Topic Modeling – Merging topics, terms and interviews
- We have a list of words that goes with each topic. Now we need to know which topic is most prominent in each row (answer) of each interview. Start with your first interview. First we use the function topics() to list all of the topics associated with each row of our interview dataframe. As an input, use the topics variable you created to hold the output of LDA(). If I were working with the Shrout interview, I would use:
topics(Shrout_topics)
- Store the output from the function above in an answers variable (e.g. Shrout_topics_answers). Then convert that variable into a dataframe.

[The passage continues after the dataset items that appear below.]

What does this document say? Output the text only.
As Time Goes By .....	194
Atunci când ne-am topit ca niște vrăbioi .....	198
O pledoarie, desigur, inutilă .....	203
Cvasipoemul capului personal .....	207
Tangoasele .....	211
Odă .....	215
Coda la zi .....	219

- Create a new row in this topics dataframe that is called “answer”. Then fill this whole row with 0s. (You can do this by specifying the dataframe$column, and using <- 0)
- Write a for-loop that writes 1 into the first row of this new column, 2 into the second row, 3 into the third row, 4 into the fourth row and 5 into the fifth row etc.

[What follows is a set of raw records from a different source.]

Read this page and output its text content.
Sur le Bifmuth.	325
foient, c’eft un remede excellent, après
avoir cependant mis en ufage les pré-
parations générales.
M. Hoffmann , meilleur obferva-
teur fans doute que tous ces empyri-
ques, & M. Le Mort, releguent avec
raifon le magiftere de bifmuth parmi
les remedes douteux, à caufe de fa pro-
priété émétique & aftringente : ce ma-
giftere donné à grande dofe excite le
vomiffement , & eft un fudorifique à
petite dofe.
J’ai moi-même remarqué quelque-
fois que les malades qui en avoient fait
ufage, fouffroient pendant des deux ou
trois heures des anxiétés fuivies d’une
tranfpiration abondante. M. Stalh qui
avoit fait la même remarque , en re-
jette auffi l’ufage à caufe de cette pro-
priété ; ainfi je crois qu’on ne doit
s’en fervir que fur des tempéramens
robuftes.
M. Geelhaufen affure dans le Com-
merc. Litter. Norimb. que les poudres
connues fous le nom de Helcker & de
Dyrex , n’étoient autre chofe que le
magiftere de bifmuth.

- Look at the names of the columns of the terms variable and the answers variable you just created. Then create a new variable that contains the merge of these two variables. The information that these two dataframes share in common is the topic number.
- Check the resulting dataframe.
- Then, merge the dataframe you created with your the “clean” interview dataframe you created in the Cleaning Data section of this assignment. The information that these two dataframes share in common is the answer number.
- Write the resulting dataframe to a new .csv file (call it something new – e.g. Shrout_sentiment_topic.csv)
- Repeat the sentiment analysis and merging for your remaining two interviews. You do not have to copy all of the code – just copy the cells that are doing new work and change the interview names.
Analysis
- Download each of the sentiment/topic .csv files you just created.
- Look over each, and see if any particular topics or clusters of topics is associated with high or low sentiment scores.
- In the Analysis section, write one paragraph for each interview describing your findings. You must reference at least three readings in the Analysis section.